Located in Sunbury, just a 20 minute drive from Kingston, is Sugar Hill Farm. During the sugaring season they welcome visitors to come and learn about making maple syrup. If you are interested in visiting this organic, family run farm, they recommend giving them a call to set up an appointment, and to see if the sap is running!
Every year Little Cat has Maple Madness! The conservation area has it’s own sugar bush and pancake days. My daughters have been twice each, in both Kindergarten years, with school. They have stations set up with ways syrup was made in the past. The big kettle over a fire, a wooden trough where hot rocks are used to heat the sap, and of course their evaporator.
As I haven’t been as a parent outside of school events, I’m not quite sure how the event goes on the weekends. I know there are puppet shows, pancakes to be eaten, and of course the tractor drawn wagons to get you back to the sugar bush. You can walk – it’s not that far – but small children may appreciate the ride. There is a cost involved, and you can read all about it on their website.
Wheeler’s was our go-to Saturday out during Maple Syrup season. I’ve eaten there a few times (sometimes it’s been too busy to get a seat before we kids starved to death(!) at peak sap running time!) and strolled the forest, barn and museum. It’s a lovely set up, and there are hiking/skiing/snowshoeing trails, as well as some farm animals and lots of maple products for sale.
Wheeler’s is a bit off the beaten track, but there is plenty of signage to help you find your way. Located in McDonald’s Corners, it’s a lovely 1.5 hour drive from Kingston.
For those of you up for a further drive, Fulton’s is located in Pakenham. Maybe you could bundle a visit into your ski weekend at Mount Pakenham! It’s about 2 hours from Kingston. And similar to Wheeler’s, you may not be able to rely on your GPS to navigate the smaller roads into the sugar bush. The websites all have excellent directions you can print out, and there is always signage along the way to help you out!
Fulton’s has a pancake house; ski/snowshoe/hiking trails; a heritage maple path – complete with a roaring fire on weekends and holidays; a sugar camp where you can learn, and help out with, maple syrup making; trail games for the kids; and a toboggan hill! Sounds like a full day of fun to me!

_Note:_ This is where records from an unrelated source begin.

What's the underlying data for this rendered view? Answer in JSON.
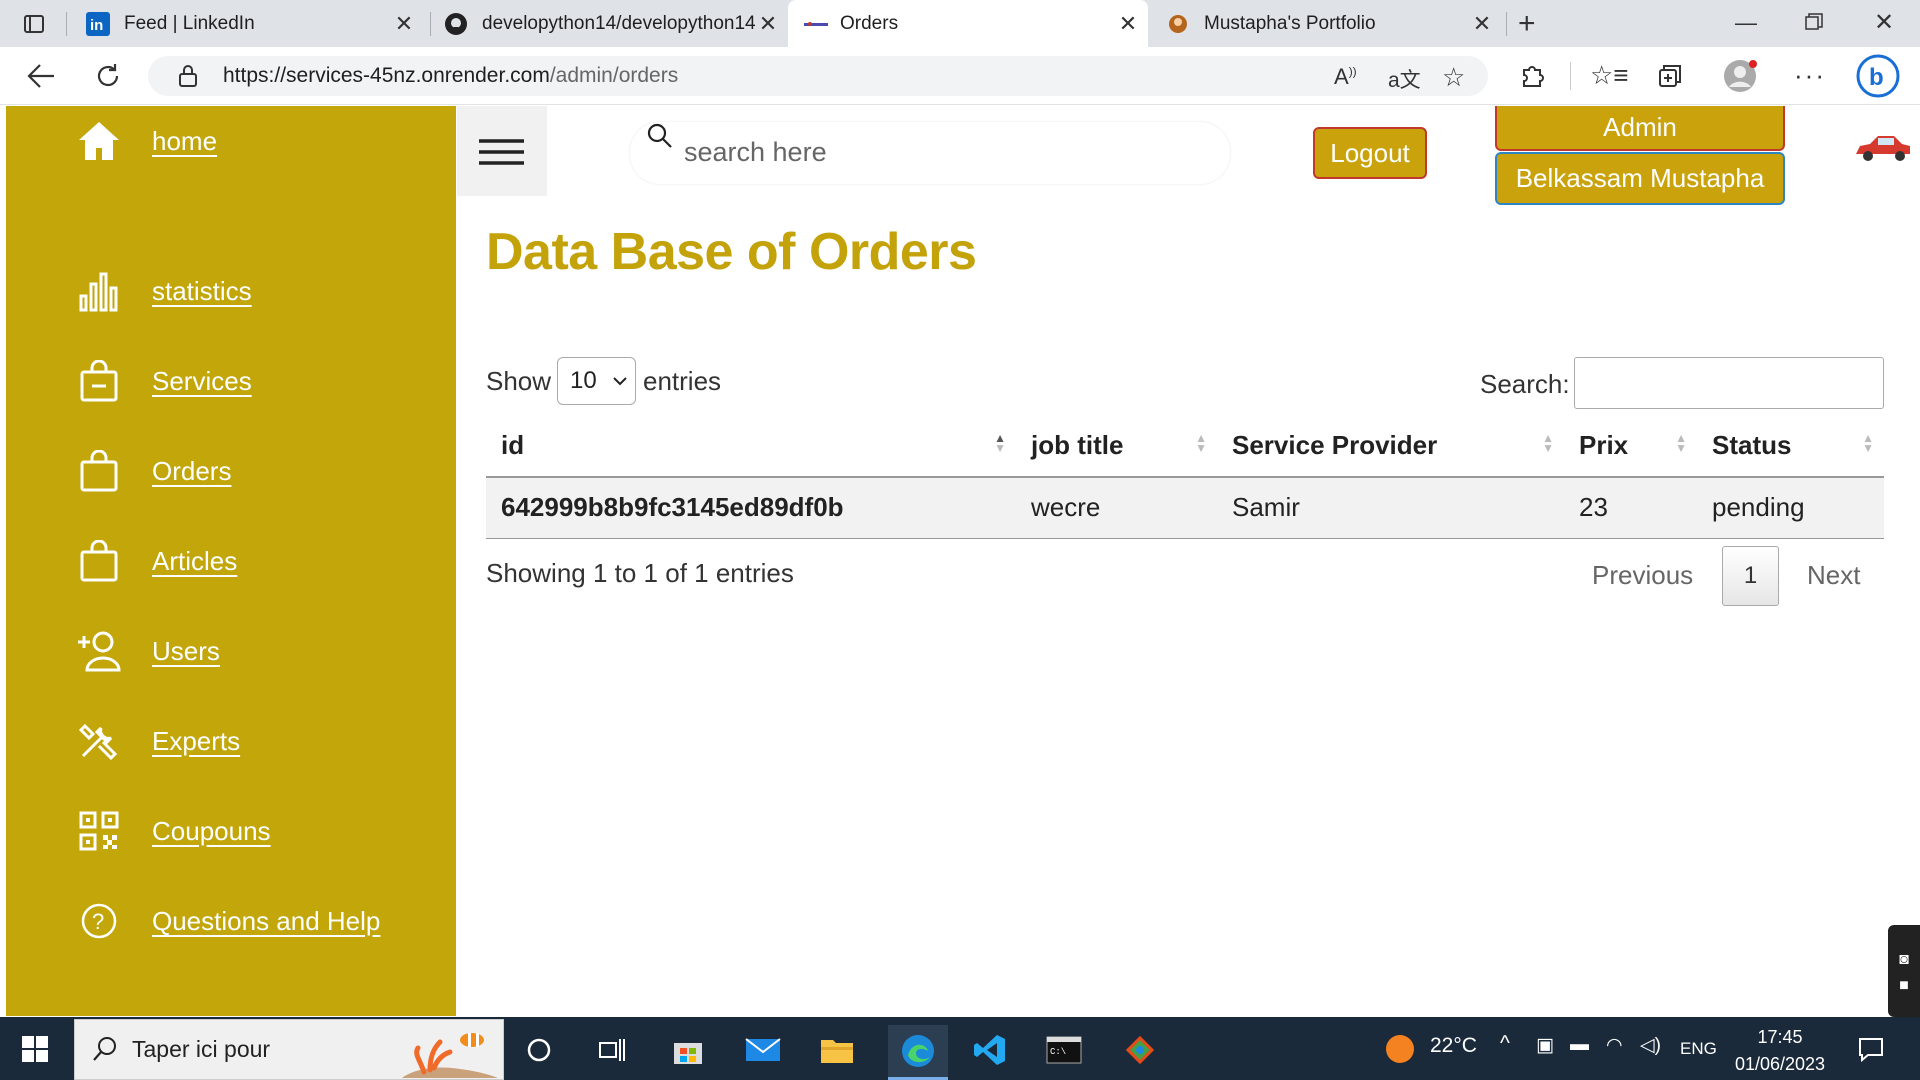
{
  "browser": {
    "tabs": [
      {
        "title": "Feed | LinkedIn",
        "icon": "linkedin-icon"
      },
      {
        "title": "developython14/developython14",
        "icon": "github-icon"
      },
      {
        "title": "Orders",
        "icon": "site-favicon",
        "active": true
      },
      {
        "title": "Mustapha's Portfolio",
        "icon": "portfolio-favicon"
      }
    ],
    "url_host": "https://services-45nz.onrender.com",
    "url_path": "/admin/orders"
  },
  "sidebar": {
    "items": [
      {
        "label": "home",
        "icon": "home-icon"
      },
      {
        "label": "statistics",
        "icon": "bar-chart-icon"
      },
      {
        "label": "Services",
        "icon": "bag-minus-icon"
      },
      {
        "label": "Orders",
        "icon": "bag-icon"
      },
      {
        "label": "Articles",
        "icon": "bag-icon"
      },
      {
        "label": "Users",
        "icon": "user-add-icon"
      },
      {
        "label": "Experts",
        "icon": "tools-icon"
      },
      {
        "label": "Coupouns",
        "icon": "qr-code-icon"
      },
      {
        "label": "Questions and Help",
        "icon": "question-icon"
      }
    ]
  },
  "header": {
    "search_placeholder": "search here",
    "logout_label": "Logout",
    "admin_label": "Admin",
    "user_name": "Belkassam Mustapha"
  },
  "main": {
    "title": "Data Base of Orders",
    "show_label": "Show",
    "entries_label": "entries",
    "page_length": "10",
    "search_label": "Search:",
    "columns": [
      "id",
      "job title",
      "Service Provider",
      "Prix",
      "Status"
    ],
    "rows": [
      {
        "id": "642999b8b9fc3145ed89df0b",
        "job_title": "wecre",
        "provider": "Samir",
        "prix": "23",
        "status": "pending"
      }
    ],
    "info": "Showing 1 to 1 of 1 entries",
    "previous_label": "Previous",
    "current_page": "1",
    "next_label": "Next"
  },
  "taskbar": {
    "search_text": "Taper ici pour",
    "temperature": "22°C",
    "language": "ENG",
    "time": "17:45",
    "date": "01/06/2023"
  },
  "colors": {
    "accent": "#c2a60a",
    "title": "#c3a20a"
  }
}
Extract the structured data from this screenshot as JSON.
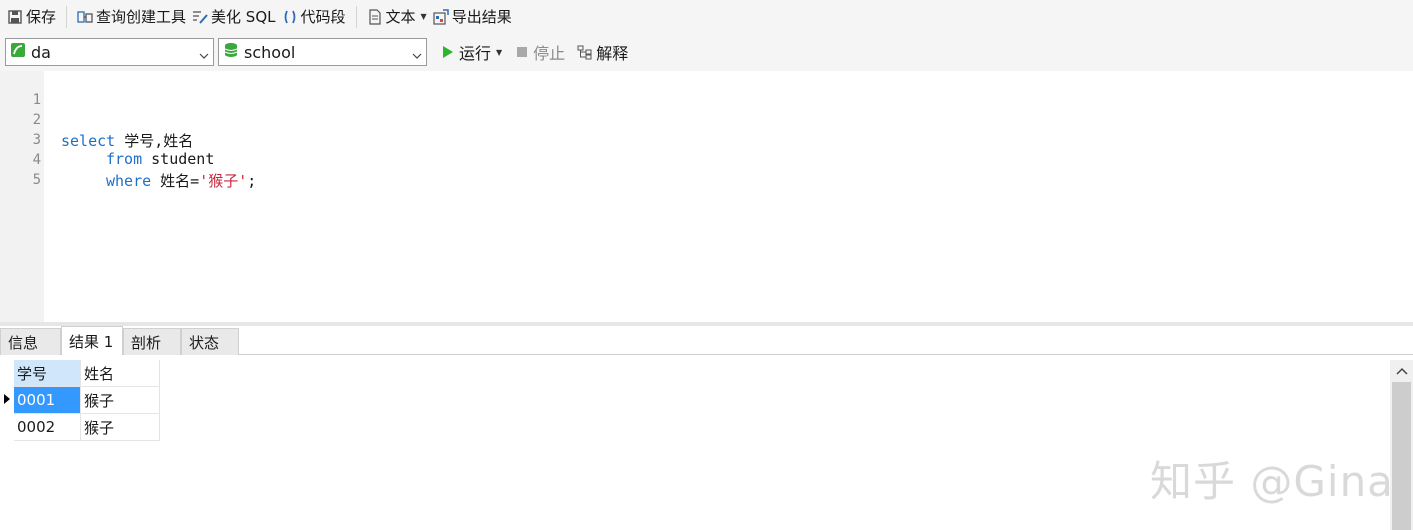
{
  "toolbar": {
    "save": "保存",
    "query_builder": "查询创建工具",
    "beautify_sql": "美化 SQL",
    "code_snippet": "代码段",
    "text": "文本",
    "export_results": "导出结果"
  },
  "connection": {
    "selected": "da"
  },
  "database": {
    "selected": "school"
  },
  "run_controls": {
    "run": "运行",
    "stop": "停止",
    "explain": "解释"
  },
  "editor": {
    "line_numbers": [
      "1",
      "2",
      "3",
      "4",
      "5"
    ],
    "lines": [
      {
        "kw": "",
        "rest": "",
        "str": "",
        "end": ""
      },
      {
        "kw": "select",
        "rest": " 学号,姓名",
        "str": "",
        "end": ""
      },
      {
        "kw": "from",
        "rest": " student",
        "str": "",
        "end": ""
      },
      {
        "kw": "where",
        "rest": " 姓名=",
        "str": "'猴子'",
        "end": ";"
      },
      {
        "kw": "",
        "rest": "",
        "str": "",
        "end": ""
      }
    ]
  },
  "result_tabs": [
    "信息",
    "结果 1",
    "剖析",
    "状态"
  ],
  "active_tab": "结果 1",
  "result_grid": {
    "columns": [
      "学号",
      "姓名"
    ],
    "rows": [
      [
        "0001",
        "猴子"
      ],
      [
        "0002",
        "猴子"
      ]
    ]
  },
  "watermark": "知乎 @Gina",
  "colors": {
    "keyword": "#1f6fc9",
    "string": "#c8283c",
    "selection": "#3399ff",
    "run_icon": "#2db52d"
  }
}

The Rideau Heritage Route has a list of syrup producers and maple festivals on their website. If you’re looking to plan a trip with a few stops, visit this website and pick a few locations to stop at.
If you’d rather head into Prince Edward County, I’ve learned there are many sugar bushes in that direction as well. In fact some of the wineries that are so popular in the warmer months also boast a sugar bush! In March, Maple in the County has Sugarbush Festivities. Visit the Maple in the County website to learn where and when all the festivities will be taking place this year.
Held in late April each year, the Festival of the Maples allows all local maple syrup producers to showcase their products. The chamber of commerce hosts the event and it shuts down some streets in Perth ON. I haven’t been in years, but it’s almost always a nice day – and I’m pretty sure you can sample some syrup from some of the vendors!
Do you go to a sugar bush every year? Or have you visited any of the ones I mentioned above? Let me know in the comments if you have a favourite place for those amazing pancake breakfasts!
I think as good Canadians, it’s important to sample some delicious maple syrup at this time of year. Before you know it the snow will be gone, and flowers will be blooming. Then we will have missed all the fun of maple syrup season in Eastern Ontario!